À l’époque où les cohanim étaient rituellement purs, on leur apportait la ‘hala, le Yom tov, pour qu’ils pussent en manger. Mais à notre époque, où les cohanim sont rituellement impurs, et où ils ne sont pas autorisés à consommer la ‘hala, nombreux sont ceux qui, les jours profanes, ont coutume de brûler la ‘hala, afin de ne pas en manger par erreur. Mais à Yom tov, il est interdit de brûler la ‘hala, puisque cette combustion ne serait en rien nécessaire au Yom tov lui-même. Il est donc juste de l’envelopper dans du papier et de la déposer dans la poubelle. Quand la poubelle contient des saletés, il faut, pour préserver l’honneur dû à la ‘hala, la recouvrir de deux enveloppes avant de la mettre à la poubelle. Après le prélèvement de la ‘hala, celle-ci devient mouqtsé[c]; mais tant qu’elle reste dans la main de celui qui l’a prélevée, il lui est permis de l’envelopper et de l’apporter à l’endroit où l’on veut la déposer (Choul’han ‘Aroukh 506, 4, Michna Beroura 29).

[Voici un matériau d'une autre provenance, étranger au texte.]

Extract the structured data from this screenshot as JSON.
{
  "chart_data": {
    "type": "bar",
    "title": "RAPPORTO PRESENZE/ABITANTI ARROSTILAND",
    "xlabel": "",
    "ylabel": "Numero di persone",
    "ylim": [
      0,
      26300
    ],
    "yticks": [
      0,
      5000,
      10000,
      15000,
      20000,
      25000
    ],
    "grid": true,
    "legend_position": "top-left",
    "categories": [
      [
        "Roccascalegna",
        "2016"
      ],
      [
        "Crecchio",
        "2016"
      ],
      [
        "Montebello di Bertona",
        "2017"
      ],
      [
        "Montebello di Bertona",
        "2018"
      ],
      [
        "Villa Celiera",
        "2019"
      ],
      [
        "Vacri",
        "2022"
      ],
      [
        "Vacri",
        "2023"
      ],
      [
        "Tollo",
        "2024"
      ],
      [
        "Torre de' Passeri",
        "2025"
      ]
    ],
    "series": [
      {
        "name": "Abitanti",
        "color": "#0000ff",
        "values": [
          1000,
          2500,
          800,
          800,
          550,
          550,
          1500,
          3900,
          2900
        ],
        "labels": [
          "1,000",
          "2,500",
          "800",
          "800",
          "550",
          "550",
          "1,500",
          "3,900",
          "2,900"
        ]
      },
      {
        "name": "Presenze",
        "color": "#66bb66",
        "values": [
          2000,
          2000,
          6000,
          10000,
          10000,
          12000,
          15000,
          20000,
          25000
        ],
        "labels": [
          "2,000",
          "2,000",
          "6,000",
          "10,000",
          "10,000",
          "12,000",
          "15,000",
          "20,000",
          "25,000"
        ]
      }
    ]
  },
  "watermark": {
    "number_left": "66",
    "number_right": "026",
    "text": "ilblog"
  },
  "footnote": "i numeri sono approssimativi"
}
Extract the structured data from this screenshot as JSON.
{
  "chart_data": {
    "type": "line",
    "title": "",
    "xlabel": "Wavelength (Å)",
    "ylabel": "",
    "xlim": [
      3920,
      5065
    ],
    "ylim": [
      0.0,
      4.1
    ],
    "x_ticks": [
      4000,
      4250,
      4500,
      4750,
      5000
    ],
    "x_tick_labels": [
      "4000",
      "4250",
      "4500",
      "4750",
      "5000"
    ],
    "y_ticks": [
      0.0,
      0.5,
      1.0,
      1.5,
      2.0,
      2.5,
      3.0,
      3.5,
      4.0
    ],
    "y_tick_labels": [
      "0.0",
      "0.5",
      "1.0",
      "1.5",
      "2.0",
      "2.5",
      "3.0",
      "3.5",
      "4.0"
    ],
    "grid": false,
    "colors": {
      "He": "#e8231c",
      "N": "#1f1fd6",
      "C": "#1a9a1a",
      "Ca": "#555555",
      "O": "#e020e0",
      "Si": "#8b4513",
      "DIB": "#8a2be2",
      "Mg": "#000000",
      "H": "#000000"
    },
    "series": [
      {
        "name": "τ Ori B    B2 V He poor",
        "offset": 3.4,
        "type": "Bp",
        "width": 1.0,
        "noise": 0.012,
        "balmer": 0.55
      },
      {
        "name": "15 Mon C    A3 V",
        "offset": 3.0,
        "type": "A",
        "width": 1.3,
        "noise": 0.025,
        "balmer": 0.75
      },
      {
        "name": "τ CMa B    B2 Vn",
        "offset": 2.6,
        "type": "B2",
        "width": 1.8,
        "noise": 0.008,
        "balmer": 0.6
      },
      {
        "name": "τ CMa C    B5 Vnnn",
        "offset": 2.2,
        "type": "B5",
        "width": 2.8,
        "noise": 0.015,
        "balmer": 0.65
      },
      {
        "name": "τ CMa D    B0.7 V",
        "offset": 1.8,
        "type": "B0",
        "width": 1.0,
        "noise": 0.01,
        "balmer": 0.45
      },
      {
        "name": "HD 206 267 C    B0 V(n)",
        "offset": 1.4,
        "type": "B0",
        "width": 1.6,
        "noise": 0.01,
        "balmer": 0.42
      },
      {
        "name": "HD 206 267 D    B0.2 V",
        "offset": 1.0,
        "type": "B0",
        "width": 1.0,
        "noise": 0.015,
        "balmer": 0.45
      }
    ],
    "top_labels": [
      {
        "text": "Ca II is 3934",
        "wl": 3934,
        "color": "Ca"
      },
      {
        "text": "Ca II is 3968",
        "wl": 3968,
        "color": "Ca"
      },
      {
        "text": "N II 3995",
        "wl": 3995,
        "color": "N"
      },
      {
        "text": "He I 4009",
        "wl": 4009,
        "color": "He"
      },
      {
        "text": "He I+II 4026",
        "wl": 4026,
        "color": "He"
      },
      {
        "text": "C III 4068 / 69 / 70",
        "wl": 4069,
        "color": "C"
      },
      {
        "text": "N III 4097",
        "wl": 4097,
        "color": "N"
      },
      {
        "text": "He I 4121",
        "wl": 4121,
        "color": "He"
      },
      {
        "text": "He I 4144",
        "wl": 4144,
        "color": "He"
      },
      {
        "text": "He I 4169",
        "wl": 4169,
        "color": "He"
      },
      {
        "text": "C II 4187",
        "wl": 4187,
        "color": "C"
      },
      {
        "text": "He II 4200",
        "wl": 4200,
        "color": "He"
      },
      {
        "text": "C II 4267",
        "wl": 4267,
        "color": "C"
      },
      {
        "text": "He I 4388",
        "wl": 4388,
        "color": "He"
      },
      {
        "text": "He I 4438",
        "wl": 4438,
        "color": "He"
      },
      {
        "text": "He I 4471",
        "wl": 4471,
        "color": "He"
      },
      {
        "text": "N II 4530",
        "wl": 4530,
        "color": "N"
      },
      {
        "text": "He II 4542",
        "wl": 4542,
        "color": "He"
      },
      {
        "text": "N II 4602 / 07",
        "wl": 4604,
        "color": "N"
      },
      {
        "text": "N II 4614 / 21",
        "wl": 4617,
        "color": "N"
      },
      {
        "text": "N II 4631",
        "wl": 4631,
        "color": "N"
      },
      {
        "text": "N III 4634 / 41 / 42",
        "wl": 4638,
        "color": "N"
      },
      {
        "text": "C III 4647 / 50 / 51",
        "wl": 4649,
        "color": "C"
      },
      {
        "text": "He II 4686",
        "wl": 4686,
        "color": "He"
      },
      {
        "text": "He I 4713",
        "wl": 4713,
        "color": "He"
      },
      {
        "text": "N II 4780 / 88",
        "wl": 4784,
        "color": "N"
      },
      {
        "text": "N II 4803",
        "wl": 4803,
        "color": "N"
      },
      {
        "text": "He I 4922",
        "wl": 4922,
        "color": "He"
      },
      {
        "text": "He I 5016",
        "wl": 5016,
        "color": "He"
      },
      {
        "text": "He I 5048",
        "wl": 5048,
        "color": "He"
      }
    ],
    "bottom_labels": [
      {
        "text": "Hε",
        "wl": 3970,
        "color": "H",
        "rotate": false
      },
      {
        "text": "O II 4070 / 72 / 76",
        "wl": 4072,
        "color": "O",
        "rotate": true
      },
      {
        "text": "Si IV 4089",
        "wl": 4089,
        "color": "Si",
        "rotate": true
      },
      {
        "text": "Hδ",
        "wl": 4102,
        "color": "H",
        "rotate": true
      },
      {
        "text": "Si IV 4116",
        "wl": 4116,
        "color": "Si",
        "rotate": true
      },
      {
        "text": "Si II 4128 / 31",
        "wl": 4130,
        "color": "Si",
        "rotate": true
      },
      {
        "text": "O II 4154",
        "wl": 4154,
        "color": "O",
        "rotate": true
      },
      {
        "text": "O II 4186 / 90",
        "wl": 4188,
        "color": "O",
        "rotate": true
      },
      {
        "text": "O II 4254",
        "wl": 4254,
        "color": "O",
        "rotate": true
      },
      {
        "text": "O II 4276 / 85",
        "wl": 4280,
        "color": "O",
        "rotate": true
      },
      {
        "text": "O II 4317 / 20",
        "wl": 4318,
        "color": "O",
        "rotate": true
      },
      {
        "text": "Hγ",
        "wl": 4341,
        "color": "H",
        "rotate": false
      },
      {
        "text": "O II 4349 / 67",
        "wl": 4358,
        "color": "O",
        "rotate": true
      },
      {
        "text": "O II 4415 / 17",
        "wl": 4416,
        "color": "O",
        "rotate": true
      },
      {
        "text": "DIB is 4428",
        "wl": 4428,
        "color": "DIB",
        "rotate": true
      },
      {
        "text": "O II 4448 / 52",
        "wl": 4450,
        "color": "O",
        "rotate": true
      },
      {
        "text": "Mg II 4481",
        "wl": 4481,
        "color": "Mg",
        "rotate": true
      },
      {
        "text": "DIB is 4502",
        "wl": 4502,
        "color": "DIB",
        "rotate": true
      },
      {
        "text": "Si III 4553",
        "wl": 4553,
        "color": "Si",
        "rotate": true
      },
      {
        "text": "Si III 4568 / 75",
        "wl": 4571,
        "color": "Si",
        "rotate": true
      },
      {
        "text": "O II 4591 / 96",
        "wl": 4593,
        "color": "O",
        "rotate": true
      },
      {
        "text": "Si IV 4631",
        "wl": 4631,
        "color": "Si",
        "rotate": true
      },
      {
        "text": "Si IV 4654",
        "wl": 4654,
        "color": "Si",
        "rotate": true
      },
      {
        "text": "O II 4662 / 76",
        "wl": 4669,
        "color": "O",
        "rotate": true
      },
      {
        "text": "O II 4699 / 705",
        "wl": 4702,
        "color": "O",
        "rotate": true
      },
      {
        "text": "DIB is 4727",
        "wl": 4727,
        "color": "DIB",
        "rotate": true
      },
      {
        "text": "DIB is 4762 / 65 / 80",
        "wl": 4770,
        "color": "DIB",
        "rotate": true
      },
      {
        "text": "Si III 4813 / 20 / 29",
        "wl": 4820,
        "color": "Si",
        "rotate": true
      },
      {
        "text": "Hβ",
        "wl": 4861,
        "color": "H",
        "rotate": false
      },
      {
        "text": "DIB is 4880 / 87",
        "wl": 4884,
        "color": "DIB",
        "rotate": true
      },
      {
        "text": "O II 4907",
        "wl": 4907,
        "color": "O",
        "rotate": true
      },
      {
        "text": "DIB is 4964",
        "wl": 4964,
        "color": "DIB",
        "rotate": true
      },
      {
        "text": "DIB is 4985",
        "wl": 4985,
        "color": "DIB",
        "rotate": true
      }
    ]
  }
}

[4]. Dans le cas même où, sans tamisage destiné à ôter les vers, il serait interdit de pétrir la farine, le tamisage est permis – de même qu’il est permis de tamiser de la farine ayant déjà passé un tamisage, et dans lequel est tombé un caillou ou quelque écharde. En effet, il est clair qu’un tel tamisage vise une consommation du jour même (car si plusieurs jours passaient, on devrait recommencer le tamisage, de crainte que de nouveaux vers ne soient apparus) (Beitsa 29b). C’est ce que rapporte le Hilkhot Mo’adim 10, 14, note 53 au nom du Rav Yossef Chalom Elyachiv (le Or lé-Tsion III 19, 6 autorise le tamisage parce que, de nos jours, la farine est considérée comme propre, et c’est seulement pour observer une rigueur particulière qu’on la tamise une nouvelle fois). Pour le Choul’han ‘Aroukh 506, 2, ce n’est que si le second tamisage est destiné à embellir la farine qu’il faut produire un changement dans la manière de tamiser ; mais quand on tamise parce qu’il est tombé quelque caillou dans la farine, il n’est pas du tout nécessaire de marquer un changement. Cependant, certains pensent que, même en ce cas, il faut marquer un changement (Baït ‘Hadach et ‘Hayé Adam, comme le rapporte le Michna Beroura 9). Il est bon de procéder ainsi a priori ; et c’est en ce sens que nous nous exprimons dans le corps de texte.

[a]. Petit morceau de la pâte que l’on prélève en souvenir du Temple, et que l’on brûle après avoir récité une bénédiction. À ne pas confondre avec ce que l’on appelle couramment ‘hala, plur. ‘halot : le pain tressé traditionnel du Chabbat et des fêtes.

[5]. Suivant la mesure révisée, pour un kilo et demi de farine on prélève la ‘hala en récitant la bénédiction. Pour un kilo et cent grammes, on la prélève, mais sans bénédiction. Selon Rabbi ‘Haïm Naeh, c’est à partir d’1,666 kg que l’on prélève avec bénédiction, et à partir d’1,250 kg que l’on prélève sans bénédiction. Cependant le Rav Naeh s’est fondé sur la drachme turque, supérieure de plus de 10% à la drachme d’après laquelle Maïmonide a fait son calcul (cf. Pniné Halakha – Les Bénédictions 10, note 11).

[b]. Niré kimetaqen : il paraît amender ces fruits, leur appliquer une « réparation » (tiqoun) en les rendant propres à la consommation.

[c]. Objet qui n’est d’aucun emploi pendant le Yom tov, et qu’il est interdit de déplacer.